The dashboard, launched April 28, tracks progress on the state’s 50-Year Water Action Plan, a long-range effort first announced in January 2024 to prepare New Mexico for a future that could be 25% drier within 50 years. State leaders framed the plan as a response to a water future already under strain, noting that almost three-fourths of New Mexico was then in severe to exceptional drought. The plan builds on the Produced Water Act, the Water Data Act, the Water Security Planning Act of 2023 and the Land of Enchantment Legacy Fund.

AI-generated illustration
AI-generated illustration

The plan is built around 11 priority actions in three areas: conservation, innovation and protection.
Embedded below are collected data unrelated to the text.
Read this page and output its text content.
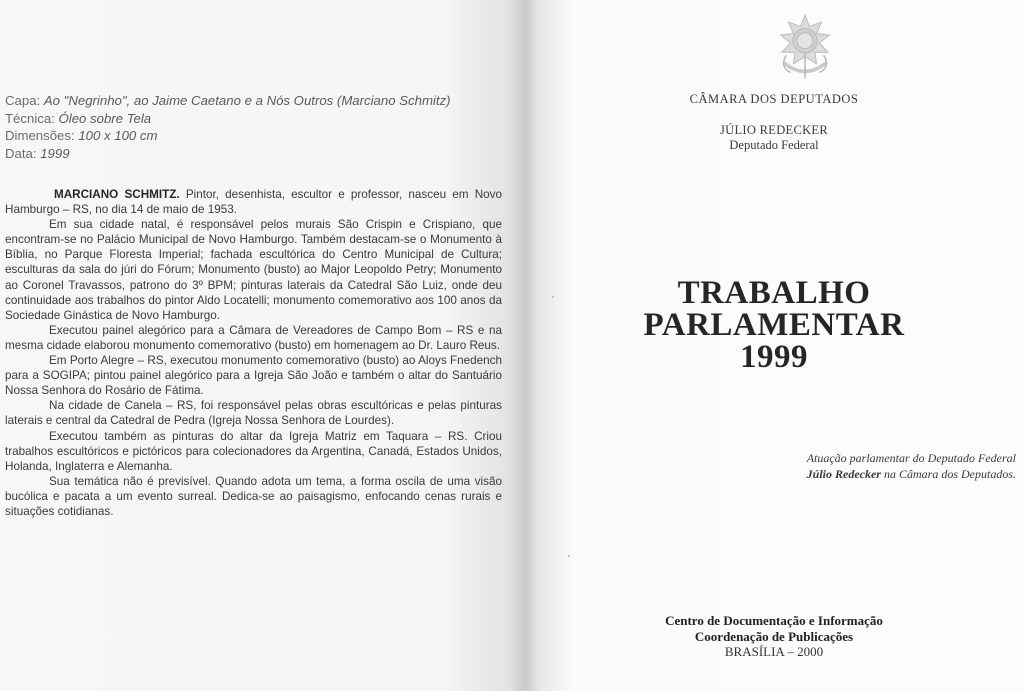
Capa: Ao "Negrinho", ao Jaime Caetano e a Nós Outros (Marciano Schmitz)
Técnica: Óleo sobre Tela
Dimensões: 100 x 100 cm
Data: 1999

MARCIANO SCHMITZ. Pintor, desenhista, escultor e professor, nasceu em Novo Hamburgo – RS, no dia 14 de maio de 1953.

Em sua cidade natal, é responsável pelos murais São Crispin e Crispiano, que encontram-se no Palácio Municipal de Novo Hamburgo. Também destacam-se o Monumento à Bíblia, no Parque Floresta Imperial; fachada escultórica do Centro Municipal de Cultura; esculturas da sala do júri do Fórum; Monumento (busto) ao Major Leopoldo Petry; Monumento ao Coronel Travassos, patrono do 3º BPM; pinturas laterais da Catedral São Luiz, onde deu continuidade aos trabalhos do pintor Aldo Locatelli; monumento comemorativo aos 100 anos da Sociedade Ginástica de Novo Hamburgo.

Executou painel alegórico para a Câmara de Vereadores de Campo Bom – RS e na mesma cidade elaborou monumento comemorativo (busto) em homenagem ao Dr. Lauro Reus.

Em Porto Alegre – RS, executou monumento comemorativo (busto) ao Aloys Fnedench para a SOGIPA; pintou painel alegórico para a Igreja São João e também o altar do Santuário Nossa Senhora do Rosário de Fátima.

Na cidade de Canela – RS, foi responsável pelas obras escultóricas e pelas pinturas laterais e central da Catedral de Pedra (Igreja Nossa Senhora de Lourdes).

Executou também as pinturas do altar da Igreja Matriz em Taquara – RS. Criou trabalhos escultóricos e pictóricos para colecionadores da Argentina, Canadá, Estados Unidos, Holanda, Inglaterra e Alemanha.

Sua temática não é previsível. Quando adota um tema, a forma oscila de uma visão bucólica e pacata a um evento surreal. Dedica-se ao paisagismo, enfocando cenas rurais e situações cotidianas.

CÂMARA DOS DEPUTADOS
JÚLIO REDECKER
Deputado Federal
TRABALHO
PARLAMENTAR
1999
Atuação parlamentar do Deputado Federal
Júlio Redecker na Câmara dos Deputados.
Centro de Documentação e Informação
Coordenação de Publicações
BRASÍLIA – 2000
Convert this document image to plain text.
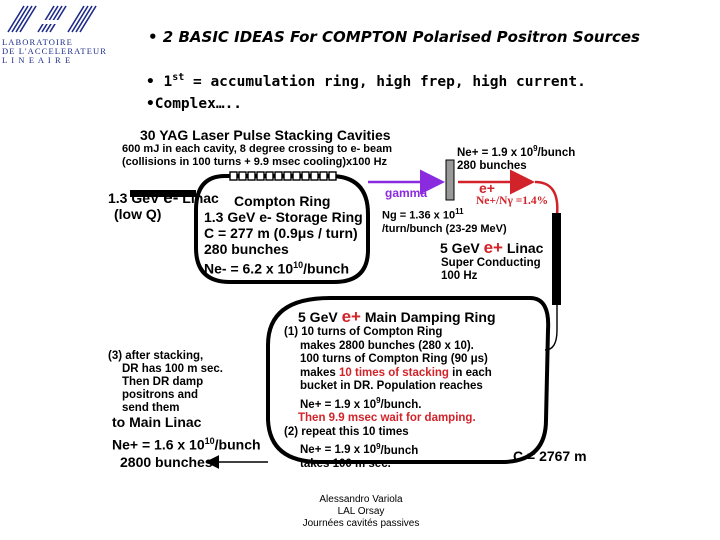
LABORATOIRE
DE L'ACCELERATEUR
L I N E A I R E
• 2 BASIC IDEAS For COMPTON Polarised Positron Sources
• 1st = accumulation ring, high frep, high current.
•Complex…..
30 YAG Laser Pulse Stacking Cavities
600 mJ in each cavity, 8 degree crossing to e- beam
(collisions in 100 turns + 9.9 msec cooling)x100 Hz
Ne+ = 1.9 x $10^9$/bunch
280 bunches
1.3 GeV e- Linac
(low Q)
gamma	e+
Ne+/Nγ =1.4%
Compton Ring
1.3 GeV e- Storage Ring
C = 277 m (0.9μs / turn)
280 bunches
Ne- = 6.2 x $10^{10}$/bunch
Ng = 1.36 x $10^{11}$
/turn/bunch (23-29 MeV)
5 GeV e+ Linac
Super Conducting
100 Hz
5 GeV e+ Main Damping Ring
(1) 10 turns of Compton Ring
makes 2800 bunches (280 x 10).
100 turns of Compton Ring (90 μs)
makes 10 times of stacking in each
bucket in DR. Population reaches
Ne+ = 1.9 x $10^9$/bunch.
Then 9.9 msec wait for damping.
(2) repeat this 10 times
Ne+ = 1.9 x $10^9$/bunch
takes 100 m sec.
(3) after stacking,
DR has 100 m sec.
Then DR damp
positrons and
send them
to Main Linac
Ne+ = 1.6 x $10^{10}$/bunch
2800 bunches	C = 2767 m
Alessandro Variola
LAL Orsay
Journées cavités passives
State materials say each action includes a synopsis, immediate next steps and a measurable return-on-investment target. In February 2025, the governor’s office said it was seeking more than $270 million in nonrecurring funding to carry out the work, and legislative materials identify five lead agencies: the Office of the State Engineer and Interstate Stream Commission, the New Mexico Environment Department, the New Mexico Department of Agriculture, the Bureau of Geology and Mineral Resources and the Energy, Minerals and Natural Resources Department.

Data visualization chart
Data Visualisation

For Gallup and nearby communities, the plan is not abstract. The city’s water future still depends heavily on the Navajo-Gallup Water Supply Project, a federal project authorized by Public Law 111-11 in 2009. Gallup says the system is designed to divert more than 37,000 acre-feet of water each year through about 260 miles of pipelines and 24 pumping stations, serving a future population of about 250,000 by 2040. The Bureau of Reclamation says construction on the San Juan Lateral is expected to finish in 2028, with Congress mandating completion by the end of 2029.

That makes the new dashboard more than a state accounting tool. In McKinley County, where drought, aging wells and long-delayed infrastructure shape daily life, it could become a way to check whether Santa Fe’s water strategy is helping Gallup, the Navajo Nation and other western communities secure a more reliable supply before the next dry decade arrives.